What kind of role could YouTube creators play in terms of interaction with gamers? What is going to be fascinating is when a game studio is thinking about "play" and "broadcast" as two sides of the game design coin: When a developer is purposefully thinking about "What's the role of the player in this moment?" And "What's the role of the viewer in this moment?" And that's even why our platform is called Stadia. It's this idea of participation and watching.
Do you see VR as a possibility for Stadia? We have lots of R&D, but nothing to share.
How important was it to have a Google Assistant button on the controller? It's very focused on the experience. It is not an always-on microphone. Only when you press that button does it invoke the microphone.
But there's a secondary -- and I believe longer term -- more important innovation, which is that it also allows you to engage with the game. And just being able to bring the best of Google to support a game developer. In a future role playing game, rather than going through a complex text tree of creating a sentence, you have a conversation, or understanding, or relationship with an NPC [non-player-character]. How magical would that be? You're actually just using your voice to influence and understand and tell stories inside a world.
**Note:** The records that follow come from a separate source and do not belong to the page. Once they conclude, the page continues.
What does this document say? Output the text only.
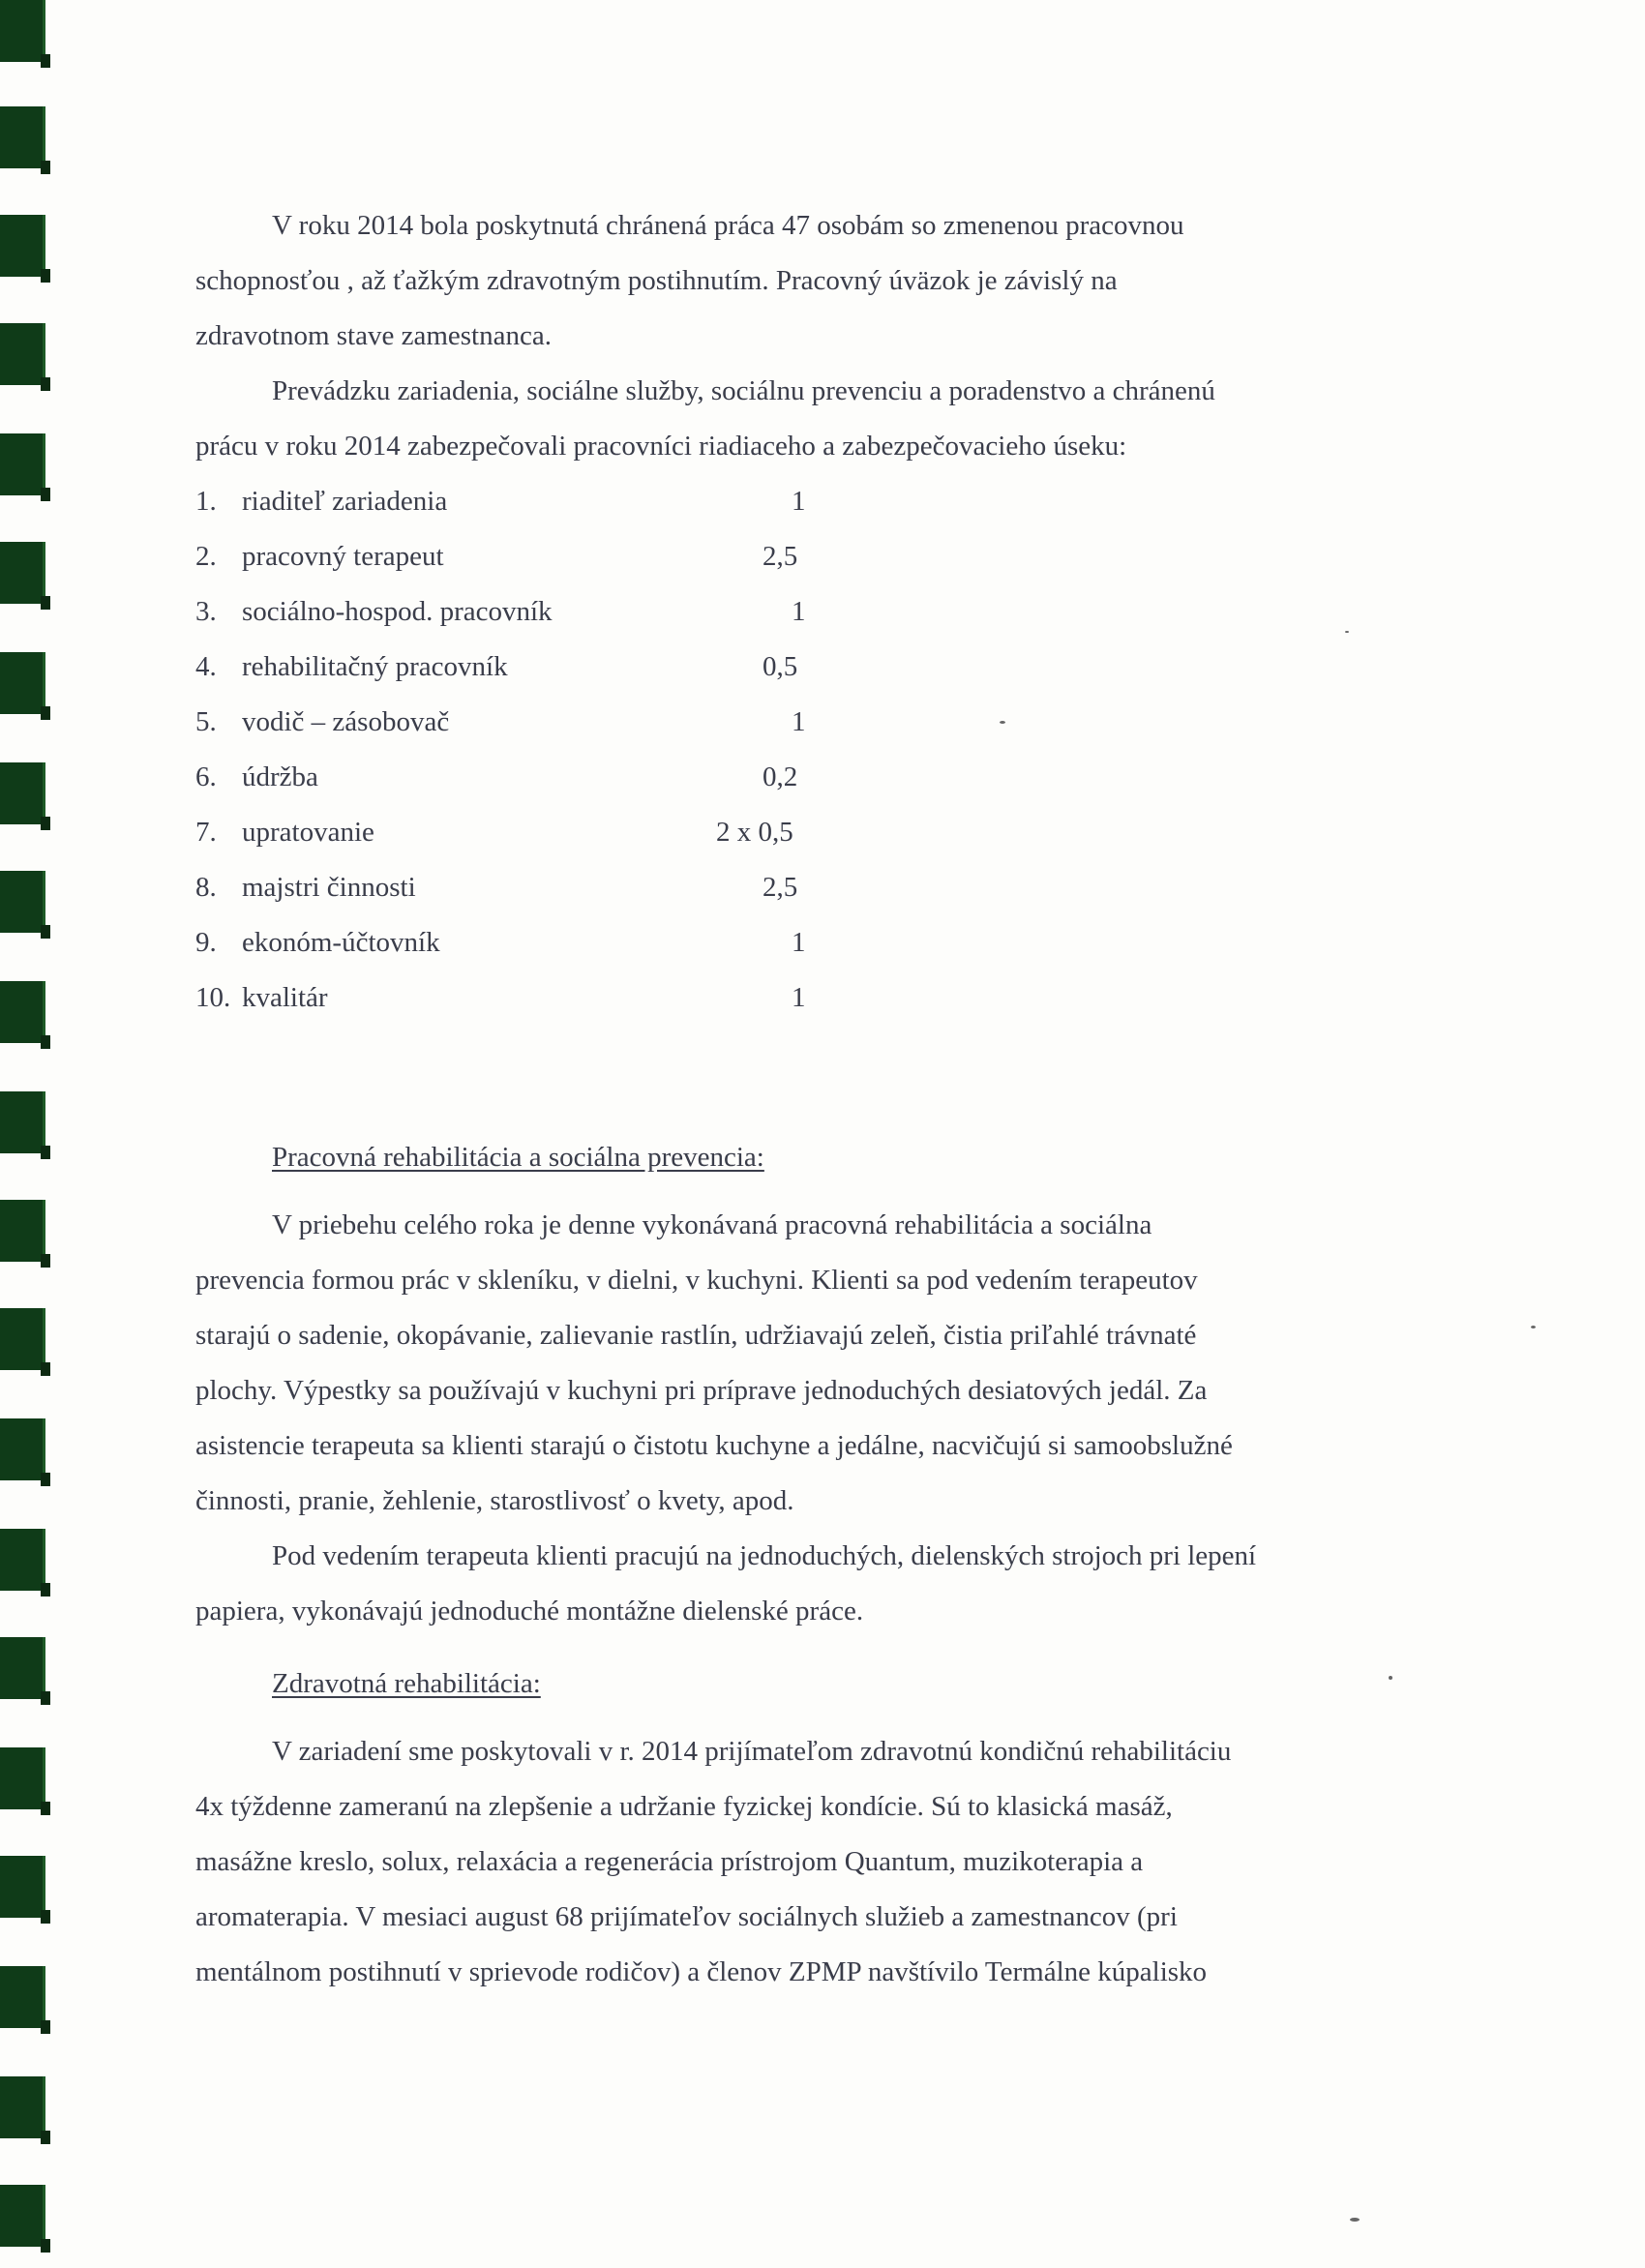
V roku 2014 bola poskytnutá chránená práca 47 osobám so zmenenou pracovnou
schopnosťou , až ťažkým zdravotným postihnutím. Pracovný úväzok je závislý na
zdravotnom stave zamestnanca.
Prevádzku zariadenia, sociálne služby, sociálnu prevenciu a poradenstvo a chránenú
prácu v roku 2014 zabezpečovali pracovníci riadiaceho a zabezpečovacieho úseku:
1. riaditeľ zariadenia	1
2. pracovný terapeut	2,5
3. sociálno-hospod. pracovník	1
4. rehabilitačný pracovník	0,5
5. vodič – zásobovač	1
6. údržba	0,2
7. upratovanie	2 x 0,5
8. majstri činnosti	2,5
9. ekonóm-účtovník	1
10. kvalitár	1
Pracovná rehabilitácia a sociálna prevencia:
V priebehu celého roka je denne vykonávaná pracovná rehabilitácia a sociálna
prevencia formou prác v skleníku, v dielni, v kuchyni. Klienti sa pod vedením terapeutov
starajú o sadenie, okopávanie, zalievanie rastlín, udržiavajú zeleň, čistia priľahlé trávnaté
plochy. Výpestky sa používajú v kuchyni pri príprave jednoduchých desiatových jedál. Za
asistencie terapeuta sa klienti starajú o čistotu kuchyne a jedálne, nacvičujú si samoobslužné
činnosti, pranie, žehlenie, starostlivosť o kvety, apod.
Pod vedením terapeuta klienti pracujú na jednoduchých, dielenských strojoch pri lepení
papiera, vykonávajú jednoduché montážne dielenské práce.
Zdravotná rehabilitácia:
V zariadení sme poskytovali v r. 2014 prijímateľom zdravotnú kondičnú rehabilitáciu
4x týždenne zameranú na zlepšenie a udržanie fyzickej kondície. Sú to klasická masáž,
masážne kreslo, solux, relaxácia a regenerácia prístrojom Quantum, muzikoterapia a
aromaterapia. V mesiaci august 68 prijímateľov sociálnych služieb a zamestnancov (pri
mentálnom postihnutí v sprievode rodičov) a členov ZPMP navštívilo Termálne kúpalisko
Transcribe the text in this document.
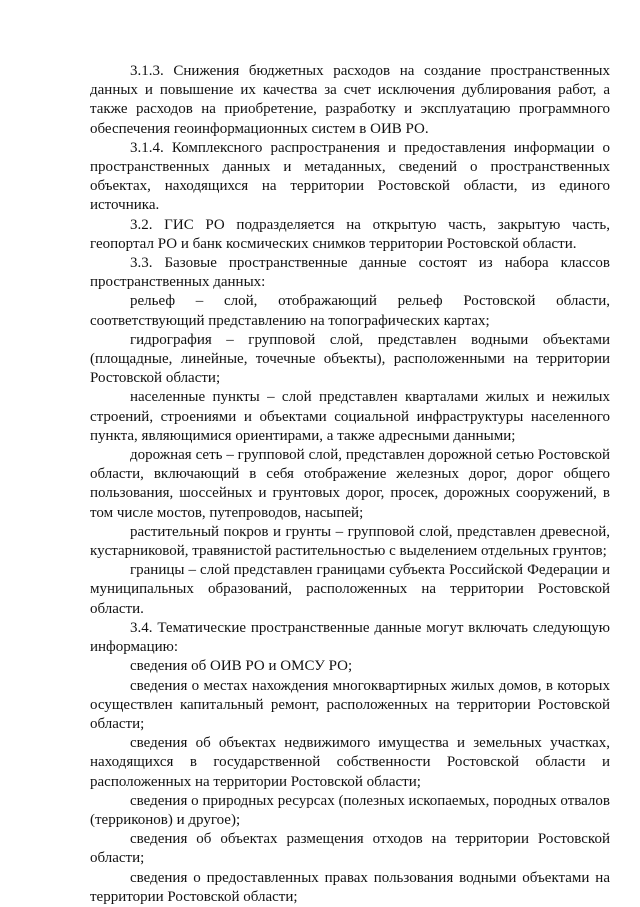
3.1.3. Снижения бюджетных расходов на создание пространственных данных и повышение их качества за счет исключения дублирования работ, а также расходов на приобретение, разработку и эксплуатацию программного обеспечения геоинформационных систем в ОИВ РО.

3.1.4. Комплексного распространения и предоставления информации о пространственных данных и метаданных, сведений о пространственных объектах, находящихся на территории Ростовской области, из единого источника.

3.2. ГИС РО подразделяется на открытую часть, закрытую часть, геопортал РО и банк космических снимков территории Ростовской области.

3.3. Базовые пространственные данные состоят из набора классов пространственных данных:

рельеф – слой, отображающий рельеф Ростовской области, соответствующий представлению на топографических картах;

гидрография – групповой слой, представлен водными объектами (площадные, линейные, точечные объекты), расположенными на территории Ростовской области;

населенные пункты – слой представлен кварталами жилых и нежилых строений, строениями и объектами социальной инфраструктуры населенного пункта, являющимися ориентирами, а также адресными данными;

дорожная сеть – групповой слой, представлен дорожной сетью Ростовской области, включающий в себя отображение железных дорог, дорог общего пользования, шоссейных и грунтовых дорог, просек, дорожных сооружений, в том числе мостов, путепроводов, насыпей;

растительный покров и грунты – групповой слой, представлен древесной, кустарниковой, травянистой растительностью с выделением отдельных грунтов;

границы – слой представлен границами субъекта Российской Федерации и муниципальных образований, расположенных на территории Ростовской области.

3.4. Тематические пространственные данные могут включать следующую информацию:

сведения об ОИВ РО и ОМСУ РО;

сведения о местах нахождения многоквартирных жилых домов, в которых осуществлен капитальный ремонт, расположенных на территории Ростовской области;

сведения об объектах недвижимого имущества и земельных участках, находящихся в государственной собственности Ростовской области и расположенных на территории Ростовской области;

сведения о природных ресурсах (полезных ископаемых, породных отвалов (терриконов) и другое);

сведения об объектах размещения отходов на территории Ростовской области;

сведения о предоставленных правах пользования водными объектами на территории Ростовской области;
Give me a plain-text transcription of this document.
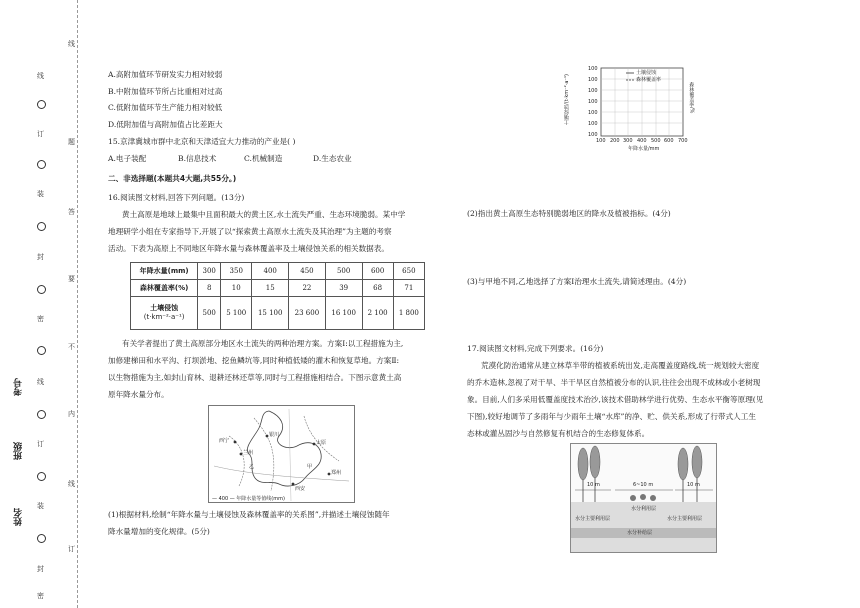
线
订
装
封
密
线
订
装
封
密
线
题
答
要
不
内
线
订
考号
班级
姓名
A.高附加值环节研发实力相对较弱
B.中附加值环节所占比重相对过高
C.低附加值环节生产能力相对较低
D.低附加值与高附加值占比差距大
15.京津冀城市群中北京和天津适宜大力推动的产业是( )
A.电子装配	B.信息技术	C.机械制造	D.生态农业
二、非选择题(本题共4大题,共55分。)
16.阅读图文材料,回答下列问题。(13分)
黄土高原是地球上最集中且面积最大的黄土区,水土流失严重、生态环境脆弱。某中学
地理研学小组在专家指导下,开展了以“探索黄土高原水土流失及其治理”为主题的考察
活动。下表为高原上不同地区年降水量与森林覆盖率及土壤侵蚀关系的相关数据表。
年降水量(mm)	300	350	400	450	500	600	650
森林覆盖率(%)	8	10	15	22	39	68	71

土壤侵蚀
(t·km⁻²·a⁻¹)	500	5 100	15 100	23 600	16 100	2 100	1 800
有关学者提出了黄土高原部分地区水土流失的两种治理方案。方案Ⅰ:以工程措施为主,
加修建梯田和水平沟、打坝淤地、挖鱼鳞坑等,同时种植低矮的灌木和恢复草地。方案Ⅱ:
以生物措施为主,如封山育林、退耕还林还草等,同时与工程措施相结合。下图示意黄土高
原年降水量分布。
兰州
西宁
银川
太原
郑州
西安
甲
乙
— 400 — 年降水量等值线(mm)
(1)根据材料,绘制“年降水量与土壤侵蚀及森林覆盖率的关系图”,并描述土壤侵蚀随年
降水量增加的变化规律。(5分)
土壤侵蚀
森林覆盖率
100
100
100
100
100
100
100
100 200 300 400 500 600 700
年降水量/mm
土壤侵蚀/(t·km⁻²·a⁻¹)	森林覆盖率/%
(2)指出黄土高原生态特别脆弱地区的降水及植被指标。(4分)
(3)与甲地不同,乙地选择了方案Ⅰ治理水土流失,请简述理由。(4分)
17.阅读图文材料,完成下列要求。(16分)
荒漠化防治通常从建立林草半带的植被系统出发,走高覆盖度路线,统一规划较大密度
的乔木造林,忽视了对干旱、半干旱区自然植被分布的认识,往往会出现不成林或小老树现
象。目前,人们多采用低覆盖度技术治沙,该技术借助林学进行优势、生态水平衡等原理(见
下图),较好地调节了多雨年与少雨年土壤“水库”的净、贮、供关系,形成了行带式人工生
态林或灌丛固沙与自然修复有机结合的生态修复体系。
10 m	6~10 m	10 m
水分利用层
水分主要利用层
水分补给层
水分主要利用层
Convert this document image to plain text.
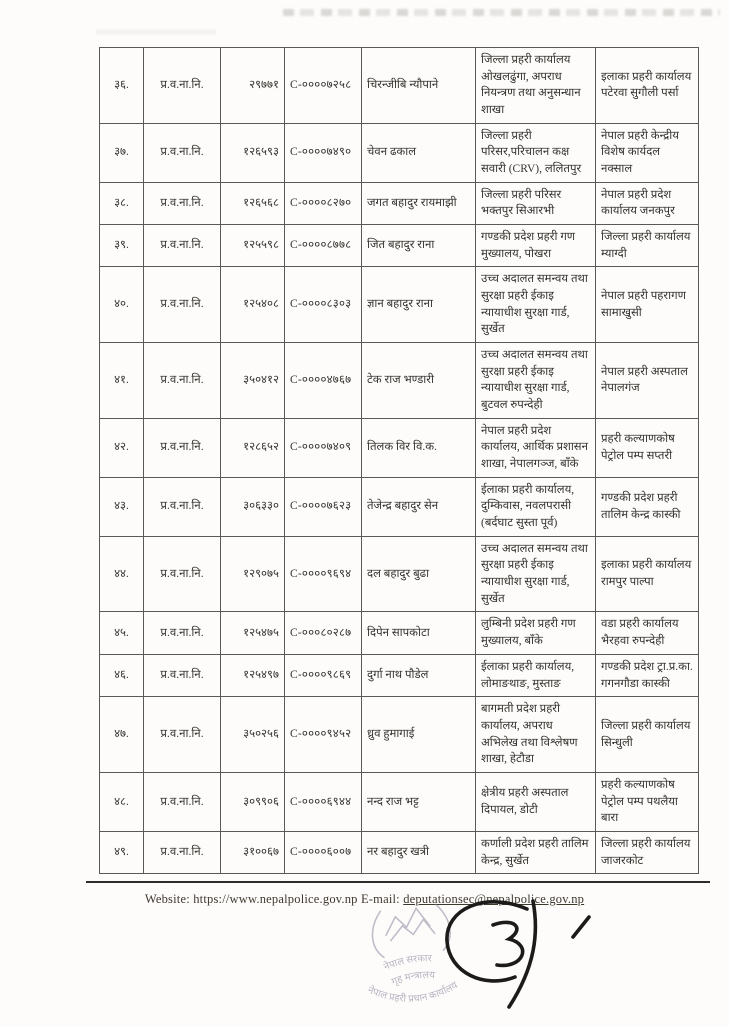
३६.	प्र.व.ना.नि.	२९७७१	C-००००७२५८	चिरन्जीबि न्यौपाने	जिल्ला प्रहरी कार्यालय ओखलढुंगा, अपराध नियन्त्रण तथा अनुसन्धान शाखा	इलाका प्रहरी कार्यालय पटेरवा सुगौली पर्सा
३७.	प्र.व.ना.नि.	१२६५९३	C-००००७४९०	चेवन ढकाल	जिल्ला प्रहरी परिसर,परिचालन कक्ष सवारी (CRV), ललितपुर	नेपाल प्रहरी केन्द्रीय विशेष कार्यदल नक्साल
३८.	प्र.व.ना.नि.	१२६५६८	C-००००८२७०	जगत बहादुर रायमाझी	जिल्ला प्रहरी परिसर भक्तपुर सिआरभी	नेपाल प्रहरी प्रदेश कार्यालय जनकपुर
३९.	प्र.व.ना.नि.	१२५५९८	C-००००८७७८	जित बहादुर राना	गण्डकी प्रदेश प्रहरी गण मुख्यालय, पोखरा	जिल्ला प्रहरी कार्यालय म्याग्दी
४०.	प्र.व.ना.नि.	१२५४०८	C-००००८३०३	ज्ञान बहादुर राना	उच्च अदालत समन्वय तथा सुरक्षा प्रहरी ईकाइ न्यायाधीश सुरक्षा गार्ड, सुर्खेत	नेपाल प्रहरी पहरागण सामाखुसी
४१.	प्र.व.ना.नि.	३५०४१२	C-००००४७६७	टेक राज भण्डारी	उच्च अदालत समन्वय तथा सुरक्षा प्रहरी ईकाइ न्यायाधीश सुरक्षा गार्ड, बुटवल रुपन्देही	नेपाल प्रहरी अस्पताल नेपालगंज
४२.	प्र.व.ना.नि.	१२८६५२	C-००००७४०९	तिलक विर वि.क.	नेपाल प्रहरी प्रदेश कार्यालय, आर्थिक प्रशासन शाखा, नेपालगञ्ज, बाँके	प्रहरी कल्याणकोष पेट्रोल पम्प सप्तरी
४३.	प्र.व.ना.नि.	३०६३३०	C-००००७६२३	तेजेन्द्र बहादुर सेन	ईलाका प्रहरी कार्यालय, दुम्किवास, नवलपरासी (बर्दघाट सुस्ता पूर्व)	गण्डकी प्रदेश प्रहरी तालिम केन्द्र कास्की
४४.	प्र.व.ना.नि.	१२९०७५	C-००००९६९४	दल बहादुर बुढा	उच्च अदालत समन्वय तथा सुरक्षा प्रहरी ईकाइ न्यायाधीश सुरक्षा गार्ड, सुर्खेत	इलाका प्रहरी कार्यालय रामपुर पाल्पा
४५.	प्र.व.ना.नि.	१२५४७५	C-०००८०२८७	दिपेन सापकोटा	लुम्बिनी प्रदेश प्रहरी गण मुख्यालय, बाँके	वडा प्रहरी कार्यालय भैरहवा रुपन्देही
४६.	प्र.व.ना.नि.	१२५४९७	C-००००९८६९	दुर्गा नाथ पौडेल	ईलाका प्रहरी कार्यालय, लोमाङथाङ, मुस्ताङ	गण्डकी प्रदेश ट्रा.प्र.का. गगनगौडा कास्की
४७.	प्र.व.ना.नि.	३५०२५६	C-००००९४५२	ध्रुव हुमागाई	बागमती प्रदेश प्रहरी कार्यालय, अपराध अभिलेख तथा विश्लेषण शाखा, हेटौडा	जिल्ला प्रहरी कार्यालय सिन्धुली
४८.	प्र.व.ना.नि.	३०९९०६	C-००००६९४४	नन्द राज भट्ट	क्षेत्रीय प्रहरी अस्पताल दिपायल, डोटी	प्रहरी कल्याणकोष पेट्रोल पम्प पथलैया बारा
४९.	प्र.व.ना.नि.	३१००६७	C-००००६००७	नर बहादुर खत्री	कर्णाली प्रदेश प्रहरी तालिम केन्द्र, सुर्खेत	जिल्ला प्रहरी कार्यालय जाजरकोट
Website: https://www.nepalpolice.gov.np E-mail: deputationsec@nepalpolice.gov.np
नेपाल सरकार
गृह मन्त्रालय
नेपाल प्रहरी प्रधान कार्यालय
Will you be able to do the other Assistant stuff on it? Like look up your flight info or read the news? No. This is explicitly for games. I wouldn't say "never." We will evolve that over time. But personally, I don't know that there's a strong use case for bringing up the weather while you're in the middle of playing a complex RPG.
How do you handle the "last mile latency" problem of slow internet connections? Twenty to 30 megabits per second is not crazy future talk. That is within the realm of possibility for a very, very large number of people -- hundreds of millions of people in the markets that we're talking about.
There will be continued capital investments necessary to reach more and more people. We know that just over the horizon are some innovations in cellular technology, particularly 5G.